Frauen im Beruf
Die weibliche Lust auf Karriere

Die Entwicklung der Gleichberechtigung im Beruf ist noch lange nicht an ihrem Ende. Denn auch, wenn Frauen als gute Führungskräfte gelten, wenn Unternehmen mehr Frauen in Top-Positionen sehen wollen, müssen sie deren Einkommensnachteile beseitigen – und die Managerinnen müssen aufsteigen wollen. Ein Essay.

Was muss geschehen, damit mehr Frauen ins Top-Management aufsteigen? Ihr Anteil im mittleren Management muss steigen – das ist ohne Zweifel so. Es gibt immer mehr Frauen, die die formalen Qualifikationen für eine Managementkarriere in der Wirtschaft mitbringen. Je nach Quelle wird der Frauenanteil im Management heute zwischen 13 Prozent und 30 Prozent angegeben.

Allerdings muss man sich das weibliche Führungskräftepotenzial genauer ansehen. Auch wenn annähernd 50 Prozent der Hochschulabsolventen Frauen sind, so ist das noch nicht das Potenzial, das für Nachwuchspositionen in der Wirtschaft zur Verfügung steht. Etwa 80 Prozent solcher Positionen werden mit Wirtschaftswissenschaftlern, Ingenieuren und Naturwissenschaftlern besetzt. Der Frauenanteil in diesen Fachrichtungen liegt bei etwa 30 Prozent. Damit sind wir weit entfernt davon, dass in absehbarer Zeit der Frauenanteil in Führungspositionen in der Wirtschaft auf 50 Prozent klettern könnte.

Der Trendforscher Matthias Horx rief 2004 den „Megatrend Frauen“ aus. Er begründete ihn damit, dass es noch nie so viele hochqualifizierte Frauen gab. Außerdem gebe es zwei Phänomene, die Frauen den Aufstieg erleichtern sollen. Das sei zum einen der demografische Wandel, der es erforderlich mache, dass mehr Frauen in qualifizierte Positionen hineinwachsen, und zum anderen das Zauberwort „Diversity Management“, wonach gemischte Teams für den Unternehmenserfolg vorteilhafter sein sollen als homogene Teams.

Das alles erinnert ein bisschen an Ende der 80er-, Anfang der 90er-Jahre des vorigen Jahrhunderts, als man glaubte, dass insbesondere die sogenannten „soft skills“ für zukünftig erfolgreiche Führung am wichtigsten seien.

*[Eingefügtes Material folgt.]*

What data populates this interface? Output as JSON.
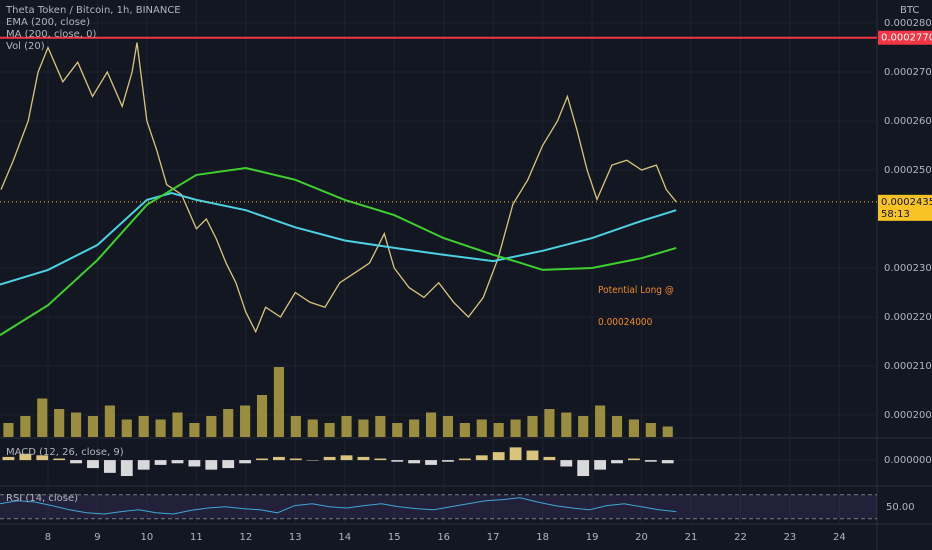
{
  "chart_data": [
    {
      "type": "line",
      "title": "Theta Token / Bitcoin, 1h, BINANCE",
      "y_axis_label": "BTC",
      "xlim": [
        7.03,
        24.76
      ],
      "xticks": [
        8,
        9,
        10,
        11,
        12,
        13,
        14,
        15,
        16,
        17,
        18,
        19,
        20,
        21,
        22,
        23,
        24
      ],
      "ylim": [
        0.0001955,
        0.0002847
      ],
      "yticks": [
        {
          "value": 0.00028,
          "label": "0.00028000"
        },
        {
          "value": 0.00027,
          "label": "0.00027000"
        },
        {
          "value": 0.00026,
          "label": "0.00026000"
        },
        {
          "value": 0.00025,
          "label": "0.00025000"
        },
        {
          "value": 0.00023,
          "label": "0.00023000"
        },
        {
          "value": 0.00022,
          "label": "0.00022000"
        },
        {
          "value": 0.00021,
          "label": "0.00021000"
        },
        {
          "value": 0.0002,
          "label": "0.00020000"
        }
      ],
      "grid": true,
      "series": [
        {
          "color": "#d9c47e",
          "x": [
            7.05,
            7.3,
            7.6,
            7.8,
            8.0,
            8.3,
            8.6,
            8.9,
            9.2,
            9.5,
            9.7,
            9.8,
            10.0,
            10.2,
            10.4,
            10.7,
            11.0,
            11.2,
            11.4,
            11.6,
            11.8,
            12.0,
            12.2,
            12.4,
            12.7,
            13.0,
            13.3,
            13.6,
            13.9,
            14.2,
            14.5,
            14.8,
            15.0,
            15.3,
            15.6,
            15.9,
            16.2,
            16.5,
            16.8,
            17.1,
            17.4,
            17.7,
            18.0,
            18.3,
            18.5,
            18.7,
            18.9,
            19.1,
            19.4,
            19.7,
            20.0,
            20.3,
            20.5,
            20.7
          ],
          "values": [
            0.000246,
            0.000252,
            0.00026,
            0.00027,
            0.000275,
            0.000268,
            0.000272,
            0.000265,
            0.00027,
            0.000263,
            0.00027,
            0.000276,
            0.00026,
            0.000254,
            0.000247,
            0.000245,
            0.000238,
            0.00024,
            0.000236,
            0.000231,
            0.000227,
            0.000221,
            0.000217,
            0.000222,
            0.00022,
            0.000225,
            0.000223,
            0.000222,
            0.000227,
            0.000229,
            0.000231,
            0.000237,
            0.00023,
            0.000226,
            0.000224,
            0.000227,
            0.000223,
            0.00022,
            0.000224,
            0.000232,
            0.000243,
            0.000248,
            0.000255,
            0.00026,
            0.000265,
            0.000258,
            0.00025,
            0.000244,
            0.000251,
            0.000252,
            0.00025,
            0.000251,
            0.000246,
            0.0002435
          ]
        },
        {
          "name": "EMA (200, close)",
          "color": "#4dd0e1",
          "x": [
            7.03,
            8,
            9,
            10,
            10.5,
            11,
            12,
            13,
            14,
            15,
            16,
            17,
            18,
            19,
            20,
            20.7
          ],
          "values": [
            0.0002266,
            0.0002296,
            0.0002347,
            0.0002439,
            0.0002453,
            0.0002439,
            0.0002418,
            0.0002383,
            0.0002356,
            0.0002341,
            0.0002327,
            0.0002314,
            0.0002335,
            0.0002361,
            0.0002396,
            0.0002418
          ]
        },
        {
          "name": "MA (200, close, 0)",
          "color": "#3fcf2f",
          "x": [
            7.03,
            8,
            9,
            10,
            11,
            12,
            13,
            14,
            15,
            16,
            17,
            17.5,
            18,
            19,
            20,
            20.7
          ],
          "values": [
            0.0002163,
            0.0002224,
            0.0002316,
            0.0002429,
            0.000249,
            0.0002504,
            0.000248,
            0.0002439,
            0.0002408,
            0.0002361,
            0.0002327,
            0.0002312,
            0.0002296,
            0.00023,
            0.000232,
            0.0002341
          ]
        }
      ],
      "hlines": [
        {
          "value": 0.000277,
          "label": "0.00027700",
          "color": "#f23645"
        }
      ],
      "last_price": {
        "value": 0.0002435,
        "label": "0.00024350",
        "countdown": "58:13",
        "color": "#f7c325"
      },
      "annotation": {
        "lines": [
          "Potential Long @",
          "0.00024000"
        ],
        "color": "#f08a2a"
      }
    },
    {
      "type": "bar",
      "title": "Vol (20)",
      "color": "#c9b54a",
      "ylim": [
        0,
        100
      ],
      "values": [
        20,
        30,
        55,
        40,
        35,
        30,
        45,
        25,
        30,
        25,
        35,
        20,
        30,
        40,
        45,
        60,
        100,
        30,
        25,
        20,
        30,
        25,
        30,
        20,
        25,
        35,
        30,
        20,
        25,
        20,
        25,
        30,
        40,
        35,
        30,
        45,
        30,
        25,
        20,
        15
      ]
    },
    {
      "type": "bar",
      "title": "MACD (12, 26, close, 9)",
      "color": "#d9d9d9",
      "ylim": [
        -1.5e-06,
        1.2e-06
      ],
      "yticks": [
        {
          "value": 0,
          "label": "0.00000000"
        }
      ],
      "values": [
        2e-07,
        4e-07,
        3e-07,
        1e-07,
        -2e-07,
        -5e-07,
        -8e-07,
        -1e-06,
        -6e-07,
        -3e-07,
        -2e-07,
        -4e-07,
        -6e-07,
        -5e-07,
        -2e-07,
        1e-07,
        2e-07,
        1e-07,
        0,
        2e-07,
        3e-07,
        2e-07,
        1e-07,
        -1e-07,
        -2e-07,
        -3e-07,
        -1e-07,
        1e-07,
        3e-07,
        5e-07,
        8e-07,
        6e-07,
        2e-07,
        -4e-07,
        -1e-06,
        -6e-07,
        -2e-07,
        1e-07,
        -1e-07,
        -2e-07
      ]
    },
    {
      "type": "line",
      "title": "RSI (14, close)",
      "color": "#3fa7d6",
      "ylim": [
        23,
        83
      ],
      "bands": [
        30,
        70
      ],
      "yticks": [
        {
          "value": 50,
          "label": "50.00"
        }
      ],
      "values": [
        55,
        60,
        58,
        52,
        45,
        40,
        38,
        42,
        45,
        40,
        38,
        44,
        48,
        50,
        47,
        45,
        40,
        52,
        55,
        50,
        48,
        52,
        55,
        50,
        47,
        45,
        50,
        55,
        60,
        62,
        65,
        58,
        52,
        48,
        45,
        52,
        55,
        50,
        45,
        42
      ]
    }
  ]
}
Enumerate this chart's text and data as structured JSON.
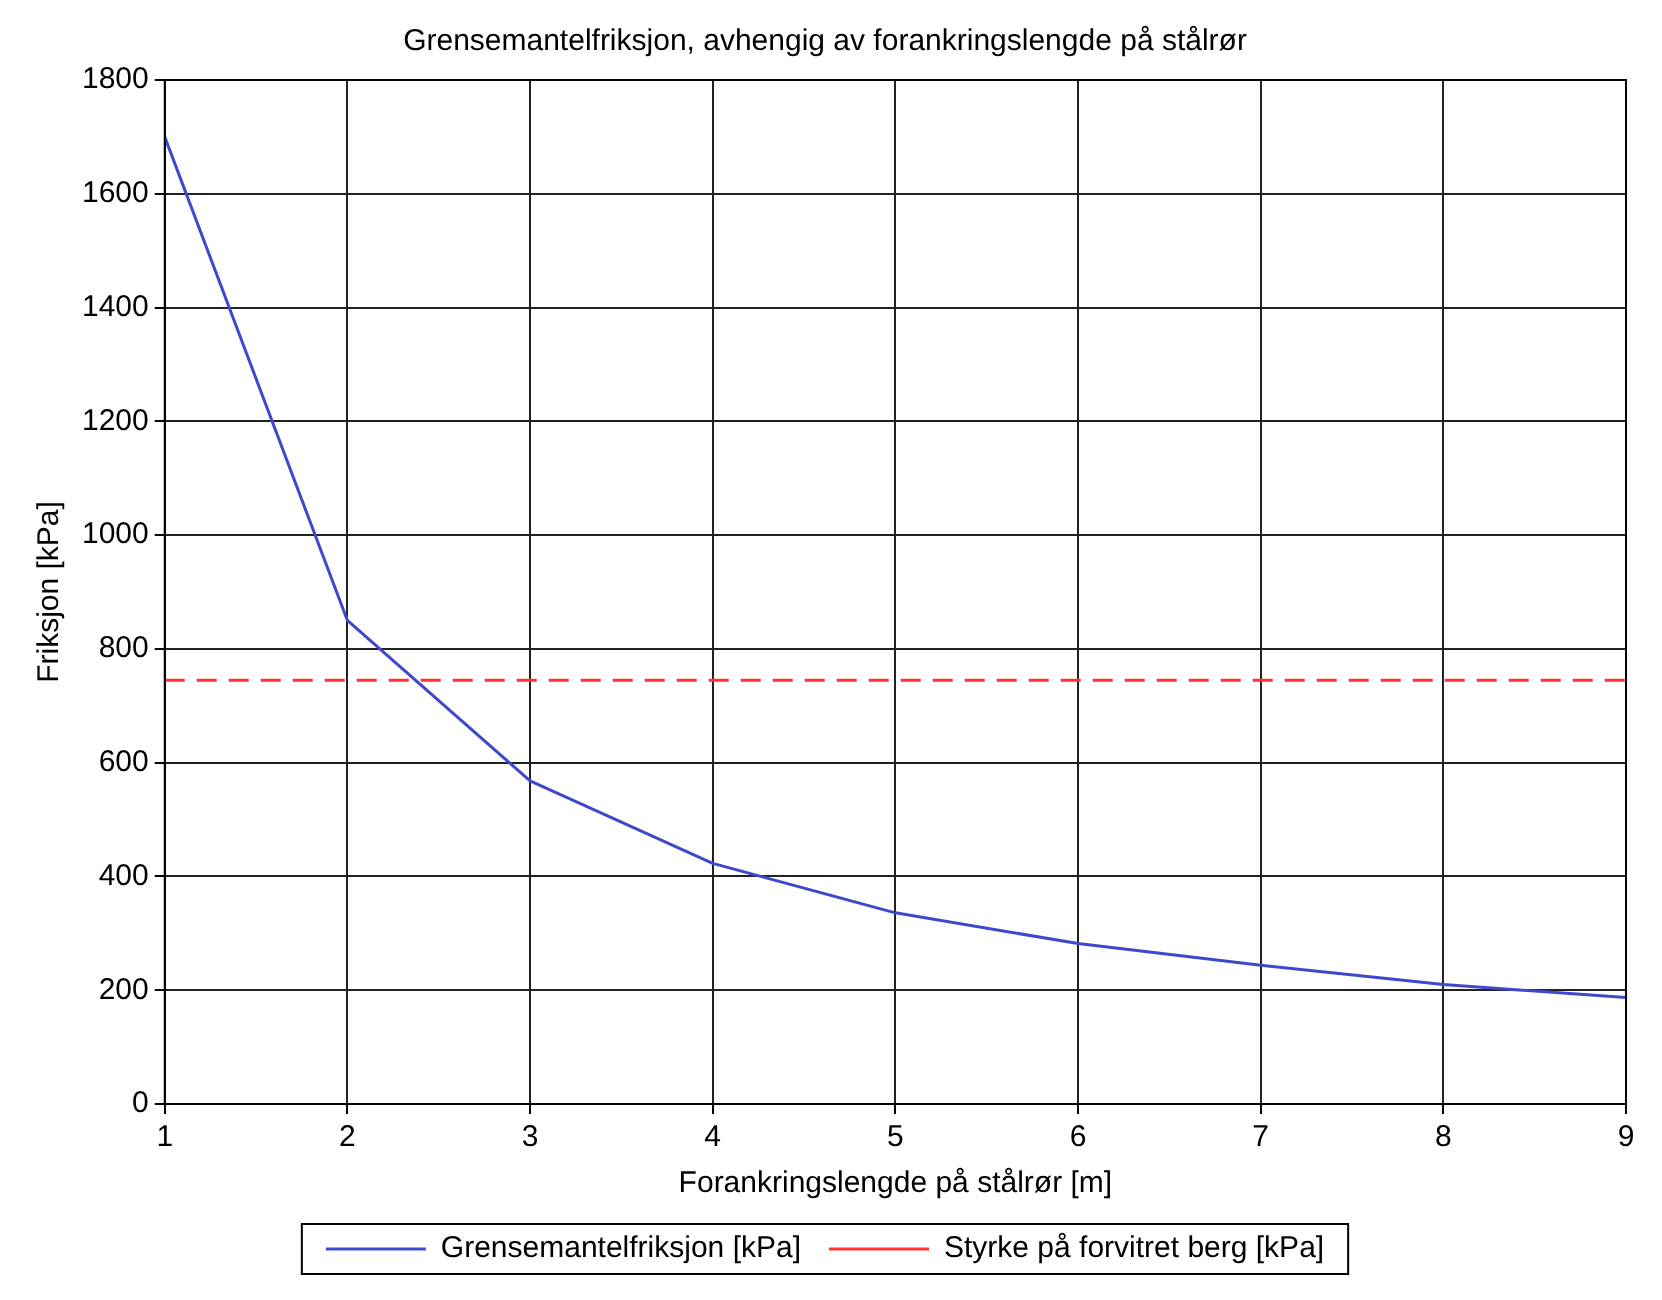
{
  "chart_data": {
    "type": "line",
    "title": "Grensemantelfriksjon, avhengig av forankringslengde på stålrør",
    "xlabel": "Forankringslengde på stålrør [m]",
    "ylabel": "Friksjon [kPa]",
    "x": [
      1,
      2,
      3,
      4,
      5,
      6,
      7,
      8,
      9
    ],
    "series": [
      {
        "name": "Grensemantelfriksjon [kPa]",
        "color": "#3f48cc",
        "values": [
          1700,
          850,
          568,
          423,
          336,
          282,
          244,
          210,
          187
        ]
      }
    ],
    "ref_lines": [
      {
        "axis": "y",
        "value": 745,
        "label": "Styrke på forvitret berg [kPa]",
        "color": "#ff3333",
        "line_style": "dashed"
      }
    ],
    "xlim": [
      1,
      9
    ],
    "xticks": [
      1,
      2,
      3,
      4,
      5,
      6,
      7,
      8,
      9
    ],
    "ylim": [
      0,
      1800
    ],
    "yticks": [
      0,
      200,
      400,
      600,
      800,
      1000,
      1200,
      1400,
      1600,
      1800
    ],
    "grid": true,
    "legend": "bottom",
    "marker": "none",
    "line_style": "solid"
  }
}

Und da Frauen darüber „von Natur aus“ verfügten, sollten sie die geborenen Führungspersönlichkeiten sein. Schließlich tat noch eine Prognose der Prognos AG ein Übriges: In Deutschland sollten Mitte der 90er-Jahre etwa 50 000 Führungskräfte fehlen, so dass gewissermaßen ein Automatismus die Frauen in die Führungspositionen katapultieren würde.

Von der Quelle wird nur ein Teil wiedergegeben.